The dessert trio offered Crema Cotta liquore di caffe, Budino al Cioccolato (with coconut, caramel and cream) and Ravioli di Pera Fritti pear, fig with a spiced red wine reduction.  My favorite was the crema cotta as it was fresh and palate cleansing.   The  ravioli was a bit reminiscent of a  McDonald’s baked pie.  The budino was served in a baby food jar, a refreshing change from the mason jars which seem to house desserts everywhere else.  More importantly, the pudding was quite good although a little sweeter than I like.

Dessert Trio
Dessert Trio


The only thing I wasn’t fond of was the Arancini (arborio rice, wild mushrooms, fontina, tomato sauce). Maybe I find this dish a bit boring in general but other than the tangy sauce, it was a starchy monotony with a taste similar to grandma’s cream of mushroom casserole.
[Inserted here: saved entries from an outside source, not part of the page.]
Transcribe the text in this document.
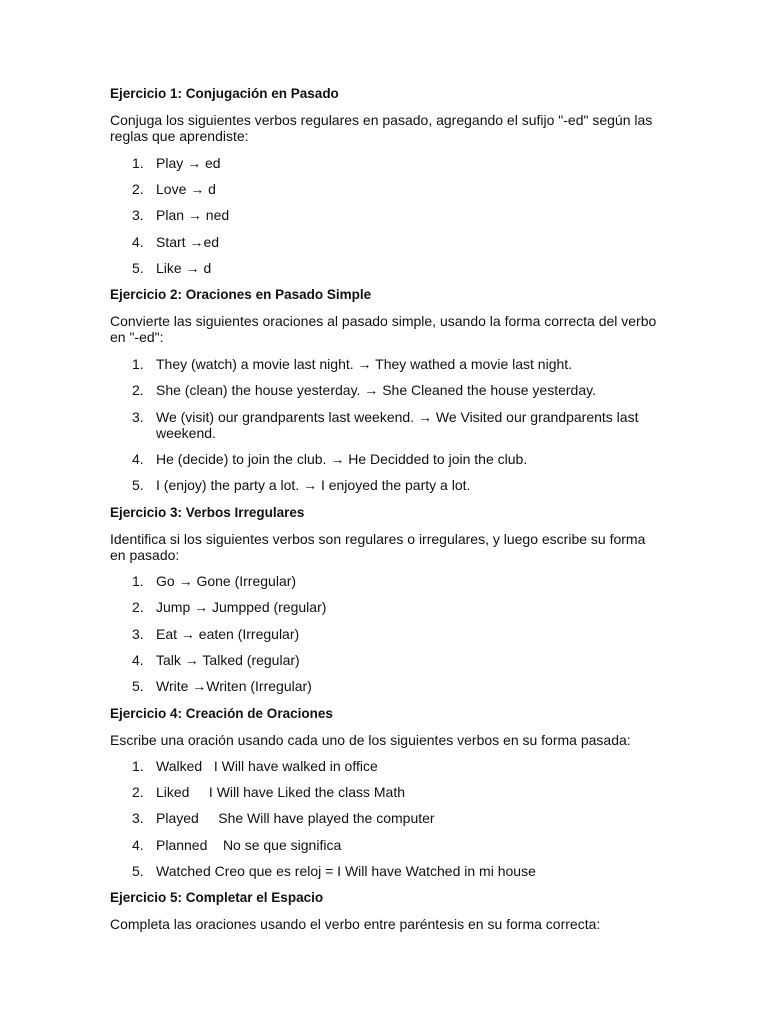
Ejercicio 1: Conjugación en Pasado
Conjuga los siguientes verbos regulares en pasado, agregando el sufijo "-ed" según las reglas que aprendiste:
1. Play → ed
2. Love → d
3. Plan → ned
4. Start →ed
5. Like → d
Ejercicio 2: Oraciones en Pasado Simple
Convierte las siguientes oraciones al pasado simple, usando la forma correcta del verbo en "-ed":
1. They (watch) a movie last night. → They wathed a movie last night.
2. She (clean) the house yesterday. → She Cleaned the house yesterday.
3. We (visit) our grandparents last weekend. → We Visited our grandparents last weekend.
4. He (decide) to join the club. → He Decidded to join the club.
5. I (enjoy) the party a lot. → I enjoyed the party a lot.
Ejercicio 3: Verbos Irregulares
Identifica si los siguientes verbos son regulares o irregulares, y luego escribe su forma en pasado:
1. Go → Gone (Irregular)
2. Jump → Jumpped (regular)
3. Eat → eaten (Irregular)
4. Talk → Talked (regular)
5. Write →Writen (Irregular)
Ejercicio 4: Creación de Oraciones
Escribe una oración usando cada uno de los siguientes verbos en su forma pasada:
1. Walked   I Will have walked in office
2. Liked     I Will have Liked the class Math
3. Played     She Will have played the computer
4. Planned    No se que significa
5. Watched Creo que es reloj = I Will have Watched in mi house
Ejercicio 5: Completar el Espacio
Completa las oraciones usando el verbo entre paréntesis en su forma correcta:
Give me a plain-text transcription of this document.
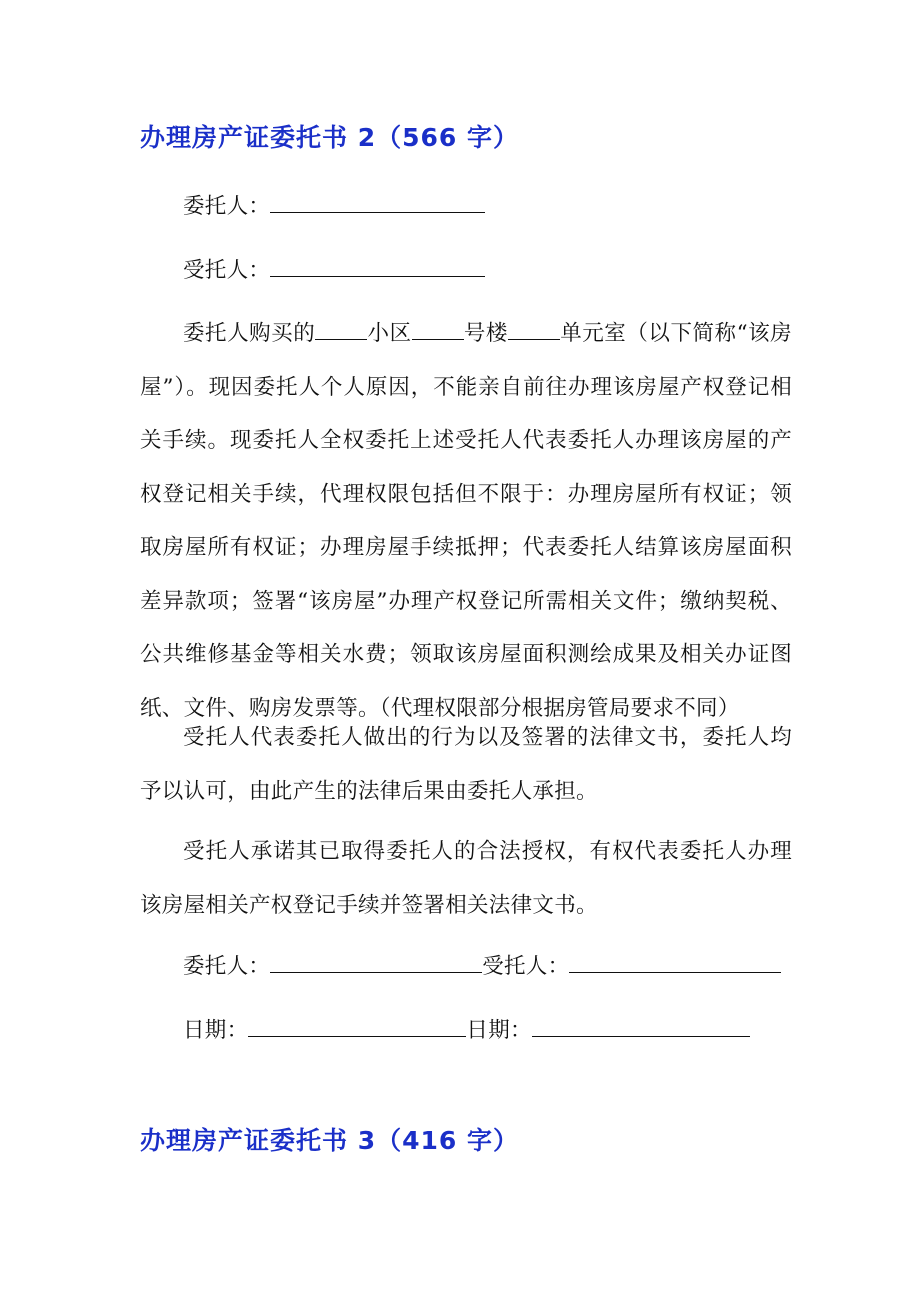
办理房产证委托书 2（566 字）
委托人：
受托人：

委托人购买的 小区 号楼 单元室（以下简称“该房屋”）。现因委托人个人原因，不能亲自前往办理该房屋产权登记相关手续。现委托人全权委托上述受托人代表委托人办理该房屋的产权登记相关手续，代理权限包括但不限于：办理房屋所有权证；领取房屋所有权证；办理房屋手续抵押；代表委托人结算该房屋面积差异款项；签署“该房屋”办理产权登记所需相关文件；缴纳契税、公共维修基金等相关水费；领取该房屋面积测绘成果及相关办证图纸、文件、购房发票等。（代理权限部分根据房管局要求不同）

受托人代表委托人做出的行为以及签署的法律文书，委托人均予以认可，由此产生的法律后果由委托人承担。

受托人承诺其已取得委托人的合法授权，有权代表委托人办理该房屋相关产权登记手续并签署相关法律文书。

委托人：	受托人：
日期：	日期：
办理房产证委托书 3（416 字）
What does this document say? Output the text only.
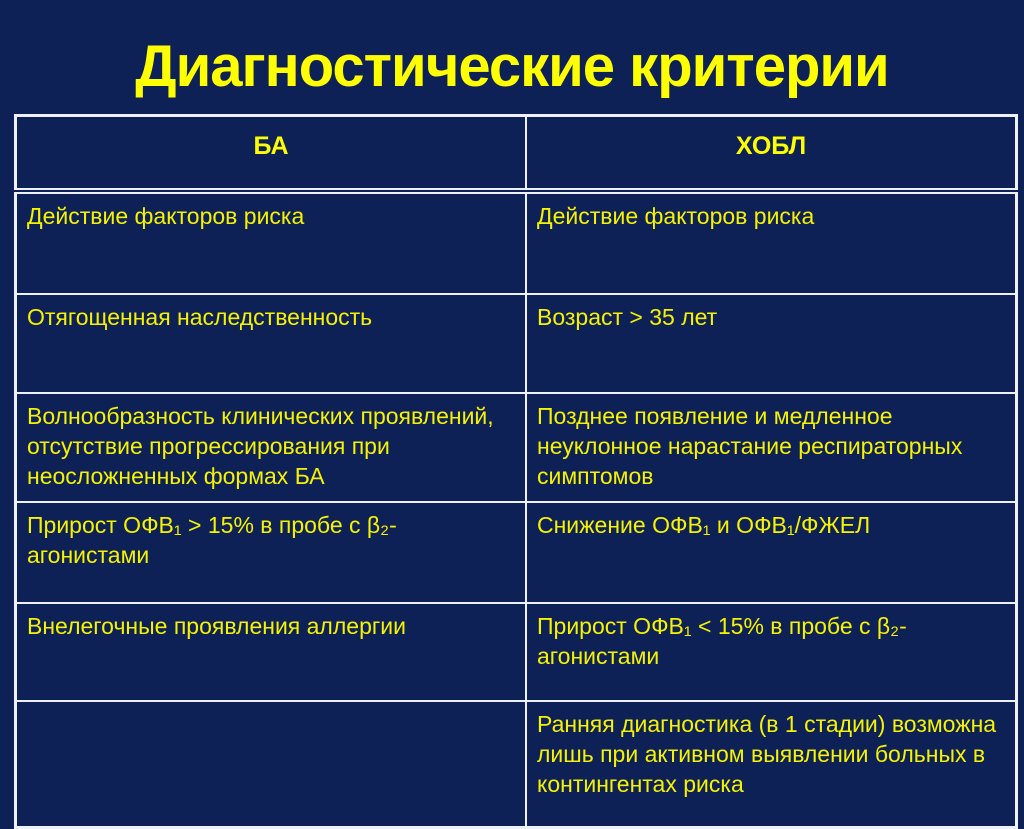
Диагностические критерии
БА	ХОБЛ
Действие факторов риска	Действие факторов риска
Отягощенная наследственность	Возраст > 35 лет
Волнообразность клинических проявлений, отсутствие прогрессирования при неосложненных формах БА	Позднее появление и медленное неуклонное нарастание респираторных симптомов
Прирост ОФВ₁ > 15% в пробе с β₂-агонистами	Снижение ОФВ₁ и ОФВ₁/ФЖЕЛ
Внелегочные проявления аллергии	Прирост ОФВ₁ < 15% в пробе с β₂-агонистами
	Ранняя диагностика (в 1 стадии) возможна лишь при активном выявлении больных в контингентах риска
Also mundane is the minimal beer selection. There’s no draught  beer and only a few bottle choices.  Although Italy is not known for its beer selection, Toronto is.  There is nothing unauthentic about throwing a few more local brews into the mix, preferably with a few on tap. A crisp local lager or a nutty amber ale would nicely compliment many of Gusto’s menu items.

My Take

Gusto’s focus is traditional Italian food within a trendy environment.  Even the “semi-private” room tucked in the basement  buzzes with a downtown Toronto vibe.   The servers emit an aura of pride, evident through their story telling, each with a thesis promising fresh, authentic fare. For the most part, the food is delicious. In fact, I think I would have been just as happy being served  a group meal providing it included  the kale salad along with Monday’s meatballs (perhaps with some homemade pasta) and all washed down with free flowing dollar an ounce house wine….a far cry from the aforementioned group dinner or the oily salad, rubber chicken, cold spaghetti, stale bread and one-toned table wine normally considered an Italian celebration in other venues.